Gaz naturel : au Qatar, les géants de l’énergie critiquent les politiques européennes

Rédaction : Africa Eye
Réunis à Doha lors de la première journée du Congrès international du gaz naturel, les dirigeants de plusieurs grandes entreprises mondiales du secteur ont vivement critiqué, lundi, les politiques énergétiques et environnementales menées en Europe. Ils ont estimé que les cadres réglementaires européens freinent les investissements, alors même que la demande mondiale de gaz est appelée à croître durablement dans les années à venir.
S’exprimant lors de la session principale, le directeur général de Shell, Wael Sawan, a jugé que l’Europe avait « exagéré dans la multiplication des règles et des réglementations », créant selon lui des contradictions qui entravent le fonctionnement des entreprises énergétiques et compliquent la planification à long terme.
De son côté, le ministre d’État qatari aux Affaires de l’énergie et PDG de QatarEnergy, Saad ben Sherida al-Kaabi, a appelé à confier l’élaboration des politiques énergétiques à des décideurs maîtrisant les réalités de l’industrie du gaz. Il a mis en garde contre l’imposition de taxes et de contraintes excessives qui se répercutent, in fine, sur les prix payés par les consommateurs.
Al-Kaabi a également assuré que QatarEnergy poursuivait ses efforts pour réduire les émissions, en particulier celles liées au méthane, tout au long de la chaîne de production.
Plaidoyer pour une approche réaliste
Les intervenants ont insisté sur la nécessité d’adopter une approche pragmatique dans la transition énergétique. « Il faut rester réaliste : des millions de personnes dans le monde n’ont toujours pas accès à l’énergie », a souligné le responsable qatari, en référence aux appels européens à une sortie accélérée des énergies fossiles.

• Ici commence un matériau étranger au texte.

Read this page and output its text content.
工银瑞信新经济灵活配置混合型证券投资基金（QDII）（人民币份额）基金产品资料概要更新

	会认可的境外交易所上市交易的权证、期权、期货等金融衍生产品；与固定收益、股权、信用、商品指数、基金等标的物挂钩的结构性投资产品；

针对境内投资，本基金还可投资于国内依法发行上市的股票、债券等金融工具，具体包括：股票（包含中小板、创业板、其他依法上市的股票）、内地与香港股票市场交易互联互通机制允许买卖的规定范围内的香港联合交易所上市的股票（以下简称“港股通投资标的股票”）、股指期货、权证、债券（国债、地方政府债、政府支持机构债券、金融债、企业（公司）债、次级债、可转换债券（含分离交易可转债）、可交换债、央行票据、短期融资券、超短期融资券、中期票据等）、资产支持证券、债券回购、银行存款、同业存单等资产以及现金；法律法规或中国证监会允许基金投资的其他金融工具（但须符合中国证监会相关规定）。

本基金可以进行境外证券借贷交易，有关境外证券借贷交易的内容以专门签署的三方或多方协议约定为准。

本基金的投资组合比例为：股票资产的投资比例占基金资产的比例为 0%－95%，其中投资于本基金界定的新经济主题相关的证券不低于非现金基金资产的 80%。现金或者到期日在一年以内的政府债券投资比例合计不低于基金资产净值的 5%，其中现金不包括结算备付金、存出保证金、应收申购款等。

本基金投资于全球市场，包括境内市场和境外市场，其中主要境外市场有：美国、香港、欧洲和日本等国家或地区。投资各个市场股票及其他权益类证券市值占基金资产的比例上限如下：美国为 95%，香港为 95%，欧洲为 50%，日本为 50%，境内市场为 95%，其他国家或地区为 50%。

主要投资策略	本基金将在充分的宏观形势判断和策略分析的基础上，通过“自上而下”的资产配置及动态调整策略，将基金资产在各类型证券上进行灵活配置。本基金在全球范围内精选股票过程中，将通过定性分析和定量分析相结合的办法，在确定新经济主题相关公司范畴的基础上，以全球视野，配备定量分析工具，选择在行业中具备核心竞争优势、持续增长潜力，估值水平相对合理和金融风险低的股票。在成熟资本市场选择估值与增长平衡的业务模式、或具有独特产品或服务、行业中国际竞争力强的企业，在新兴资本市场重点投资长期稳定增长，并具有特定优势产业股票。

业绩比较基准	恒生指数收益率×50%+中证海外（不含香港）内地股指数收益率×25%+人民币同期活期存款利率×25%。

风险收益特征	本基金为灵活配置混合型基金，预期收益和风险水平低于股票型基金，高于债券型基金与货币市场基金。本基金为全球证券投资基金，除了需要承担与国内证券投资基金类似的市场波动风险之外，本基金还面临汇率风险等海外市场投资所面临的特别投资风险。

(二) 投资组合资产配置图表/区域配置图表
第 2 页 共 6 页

Le PDG de TotalEnergies, Patrick Pouyanné, a abondé dans ce sens, estimant irréaliste l’objectif de “zéro hydrocarbures” pour le secteur énergétique. Il a rappelé que l’essentiel des émissions se concentre dans les phases d’exploration et de production, domaines dans lesquels des marges de progrès existent encore.
Même ton du côté de ExxonMobil. Son PDG, Darren Woods, a exhorté les responsables européens à « s’éloigner de l’idéologie » dans leurs décisions concernant le pétrole et le gaz, qualifiant la situation actuelle en Europe non pas de transition énergétique, mais de « perturbation énergétique ».
Pour ConocoPhillips, représentée par son directeur général Ryan Lance, toute politique efficace doit impérativement tenir compte des coûts réels de production du gaz, sous peine de fragiliser l’ensemble du secteur.
Demande mondiale en hausse et enjeux de production
Abordant les politiques de production, Saad al-Kaabi a souligné que la croissance soutenue de la demande mondiale — notamment liée au développement des centres de données et de l’intelligence artificielle — pousse QatarEnergy à accroître ses capacités. Il a mis en avant la flexibilité et la vision à long terme des contrats proposés par le groupe, incluant des mécanismes d’arbitrage pour s’adapter aux évolutions du marché.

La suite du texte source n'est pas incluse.